I often see that the following polynomial can be written as such:
$f(x) = 6x^4+3x^3+O(x^2)$
where the big O collects all the lower order terms.
Yet, I also see this sometimes:
$f(x) = 6x^4+7x^9+O(x^{11})$
where the big O collects higher order terms.
How does this even make sense? For $f(x)$ to be in $O(g(x))$ doesn't it need to grow at least as fast as $g(x)$ at super large values of $x$?
On
The Big-O terms in the function definitions are place-holders. They are just saying that there is a function that is asymptotically bounded above by $x^{11}$. The $O(x^{11})$ isn't collecting higher order terms. A function $g(x)$ containing $x^{12}$ for example, wouldn't be a part of $f(x)$.
The Big-O notation is commonly used as short-hand for this purpose.
On
To expand on what Bernard said:
In general, big-Oh and little-Oh terms are smaller than the explicit terms that they are together with.
When you have $f(x) = 6x^4+3x^3+O(x^2)$, this intends $x^2$ to be smaller than $x^3$ and $x^4$. This holds when $x$ is large, so when $x \to \infty$.
When you have $f(x) = 6x^4+7x^9+O(x^{11}) $, this intends $x^{11}$ to be smaller than $x^9$ and $x^4$. This holds when $x$ is small, so when $x \to 0$.

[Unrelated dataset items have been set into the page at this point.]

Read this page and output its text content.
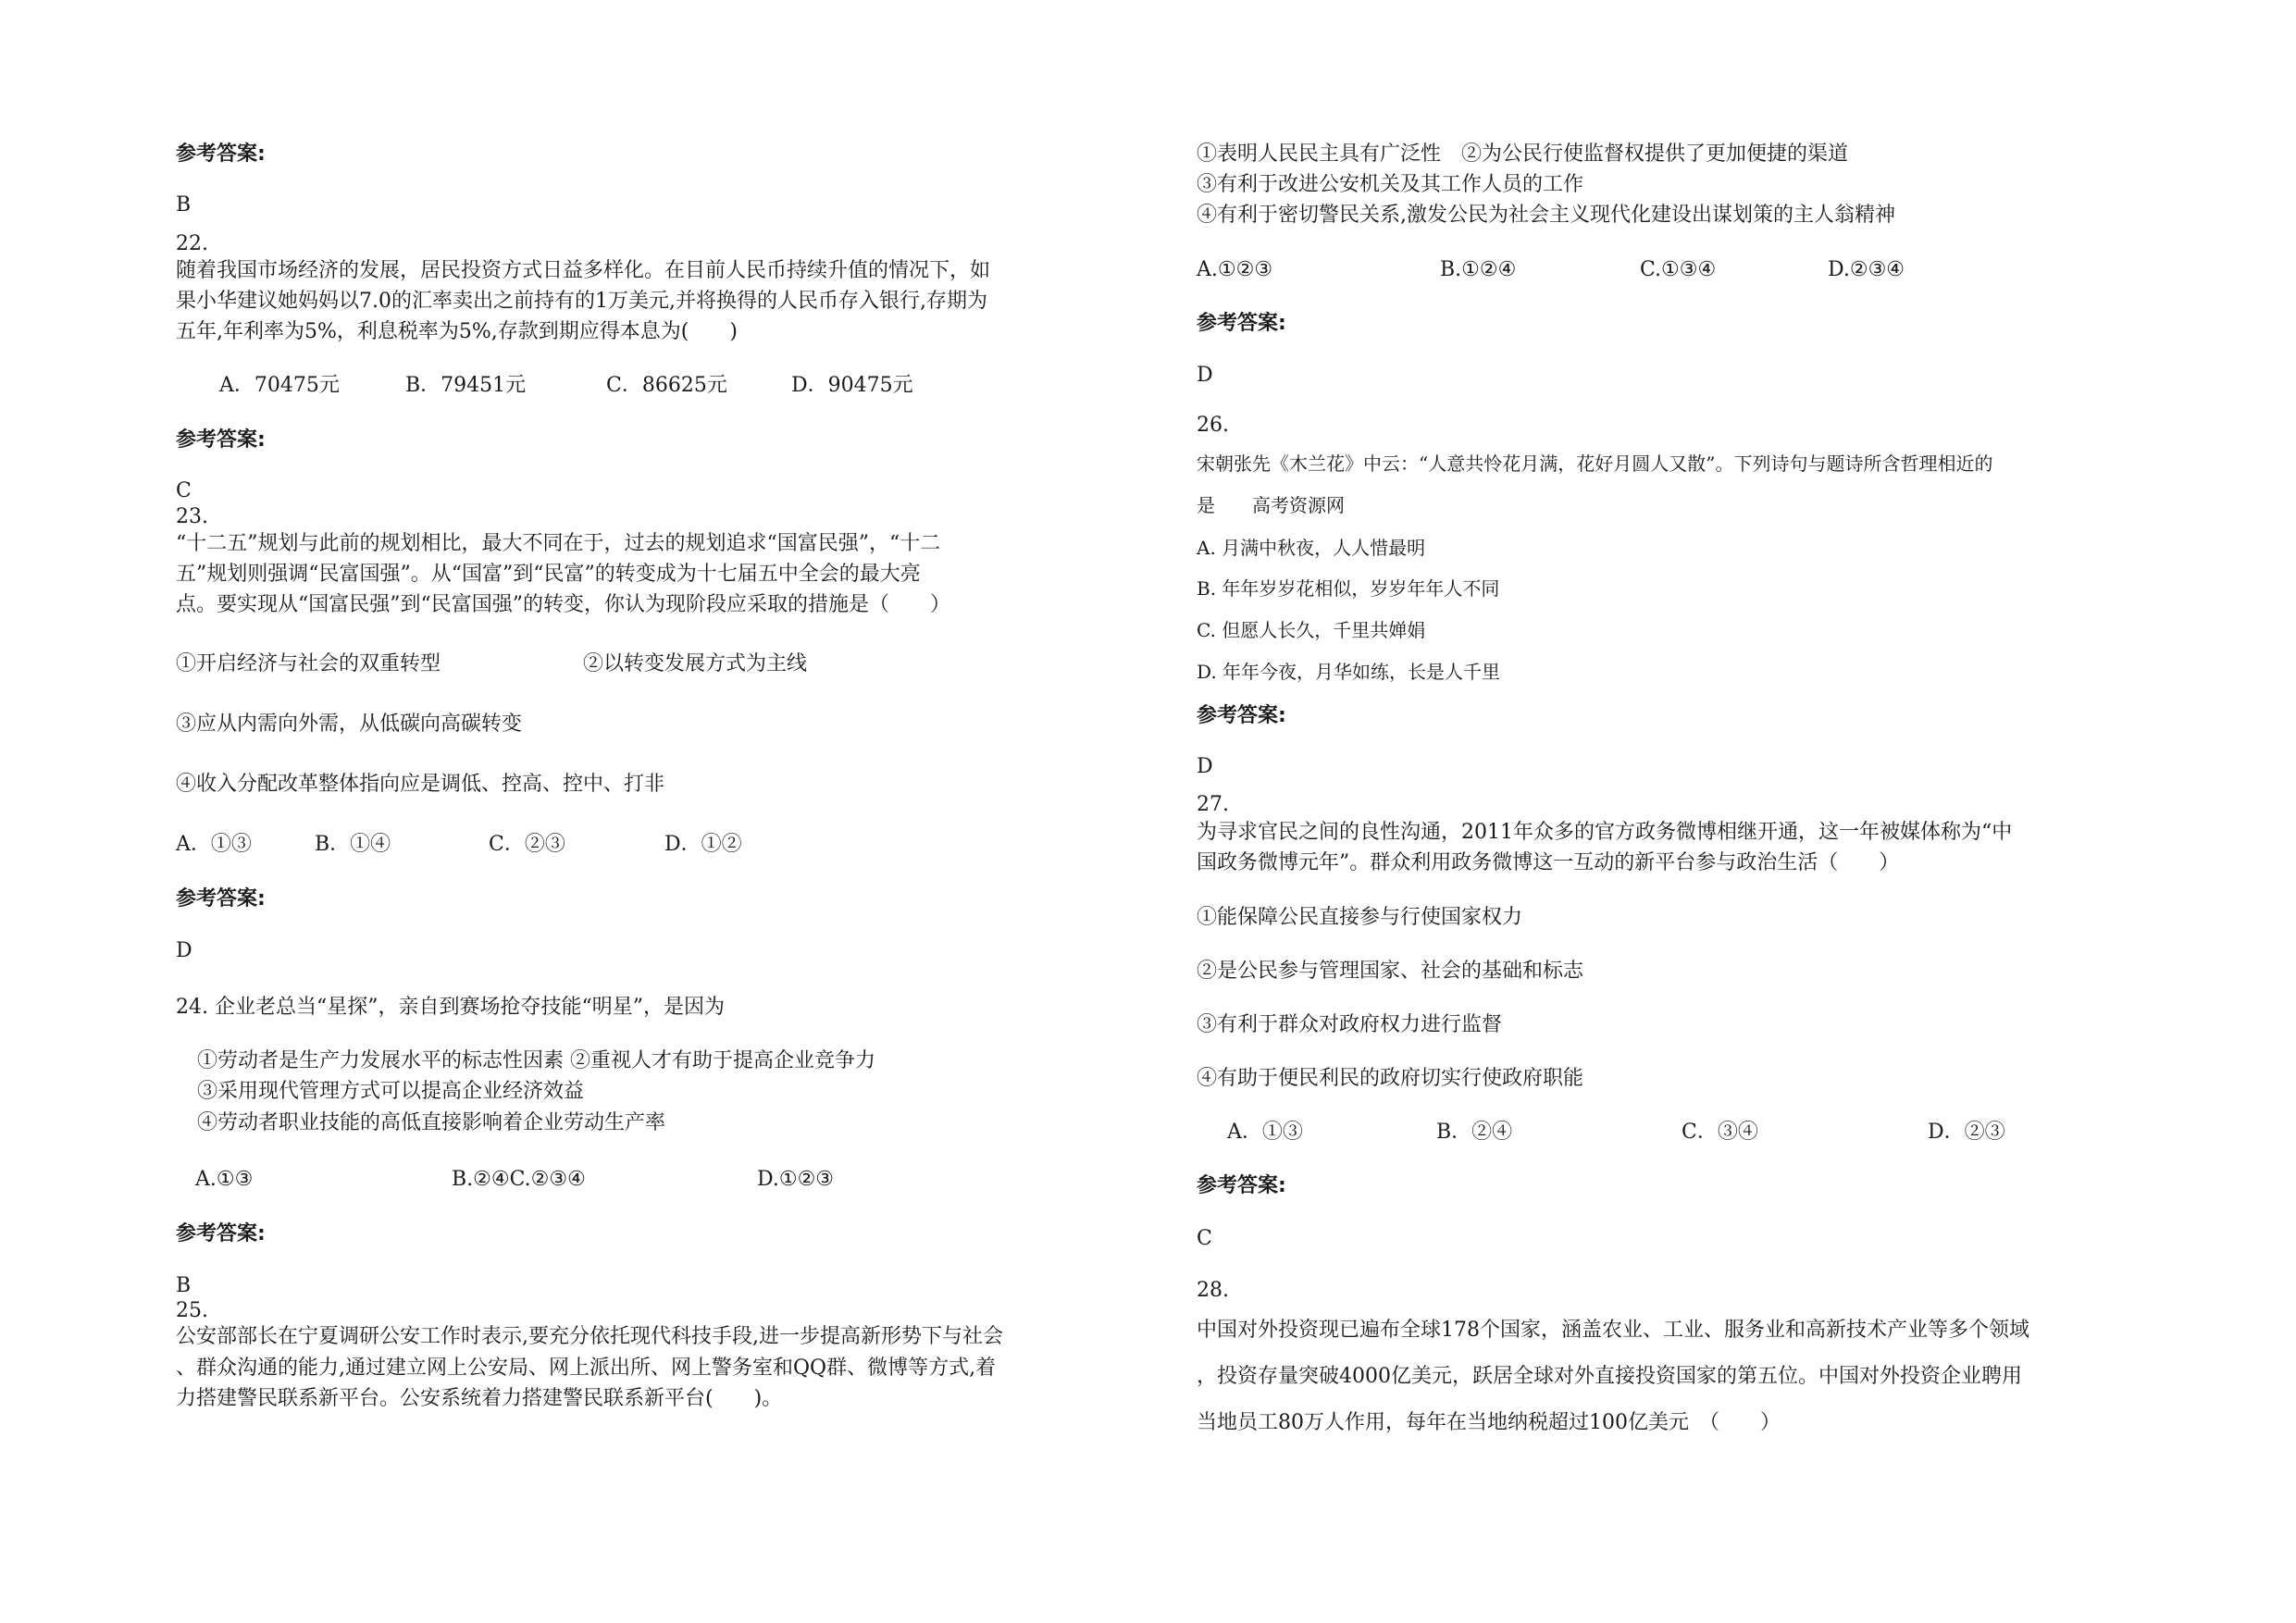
参考答案:
B
22.
随着我国市场经济的发展，居民投资方式日益多样化。在目前人民币持续升值的情况下，如
果小华建议她妈妈以7.0的汇率卖出之前持有的1万美元,并将换得的人民币存入银行,存期为
五年,年利率为5%，利息税率为5%,存款到期应得本息为(　　)
A．70475元	B．79451元	C．86625元	D．90475元
参考答案:
C
23.
“十二五”规划与此前的规划相比，最大不同在于，过去的规划追求“国富民强”，“十二
五”规划则强调“民富国强”。从“国富”到“民富”的转变成为十七届五中全会的最大亮
点。要实现从“国富民强”到“民富国强”的转变，你认为现阶段应采取的措施是（　　）
①开启经济与社会的双重转型	②以转变发展方式为主线
③应从内需向外需，从低碳向高碳转变
④收入分配改革整体指向应是调低、控高、控中、打非
A．①③	B．①④	C．②③	D．①②
参考答案:
D
24. 企业老总当“星探”，亲自到赛场抢夺技能“明星”，是因为
①劳动者是生产力发展水平的标志性因素 ②重视人才有助于提高企业竞争力
③采用现代管理方式可以提高企业经济效益
④劳动者职业技能的高低直接影响着企业劳动生产率
A.①③	B.②④C.②③④	D.①②③
参考答案:
B
25.
公安部部长在宁夏调研公安工作时表示,要充分依托现代科技手段,进一步提高新形势下与社会
、群众沟通的能力,通过建立网上公安局、网上派出所、网上警务室和QQ群、微博等方式,着
力搭建警民联系新平台。公安系统着力搭建警民联系新平台(　　)。
①表明人民民主具有广泛性　②为公民行使监督权提供了更加便捷的渠道
③有利于改进公安机关及其工作人员的工作
④有利于密切警民关系,激发公民为社会主义现代化建设出谋划策的主人翁精神
A.①②③	B.①②④	C.①③④	D.②③④
参考答案:
D
26.
宋朝张先《木兰花》中云：“人意共怜花月满，花好月圆人又散”。下列诗句与题诗所含哲理相近的
是　　高考资源网
A. 月满中秋夜，人人惜最明
B. 年年岁岁花相似，岁岁年年人不同
C. 但愿人长久，千里共婵娟
D. 年年今夜，月华如练，长是人千里
参考答案:
D
27.
为寻求官民之间的良性沟通，2011年众多的官方政务微博相继开通，这一年被媒体称为“中
国政务微博元年”。群众利用政务微博这一互动的新平台参与政治生活（　　）
①能保障公民直接参与行使国家权力
②是公民参与管理国家、社会的基础和标志
③有利于群众对政府权力进行监督
④有助于便民利民的政府切实行使政府职能
A．①③	B．②④	C．③④	D．②③
参考答案:
C
28.
中国对外投资现已遍布全球178个国家，涵盖农业、工业、服务业和高新技术产业等多个领域
，投资存量突破4000亿美元，跃居全球对外直接投资国家的第五位。中国对外投资企业聘用
当地员工80万人作用，每年在当地纳税超过100亿美元　（　　）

You should write something like:
$f(x) \in 6x^4+3x^3+O(x^2)$ as $x \to \infty$
$f(x) \in 6x^4+3x^3+O(x^{11})$ as $x \to 0$
There are two points here. Firstly the Big-O notations denote classes of functions, not a single function, and it is a misleading abuse of notation to use "$=$" between a single function and a class. Don't forget that $O(x) - O(x) = O(x)$, not $O(x) - O(x) = 0$. Secondly, we cannot talk about limiting behaviour without specifying the region we are concerned with, just like it is meaningless to write "$\frac{2^n}{n^2} \to \infty$" just like that without specifying anything about $n$.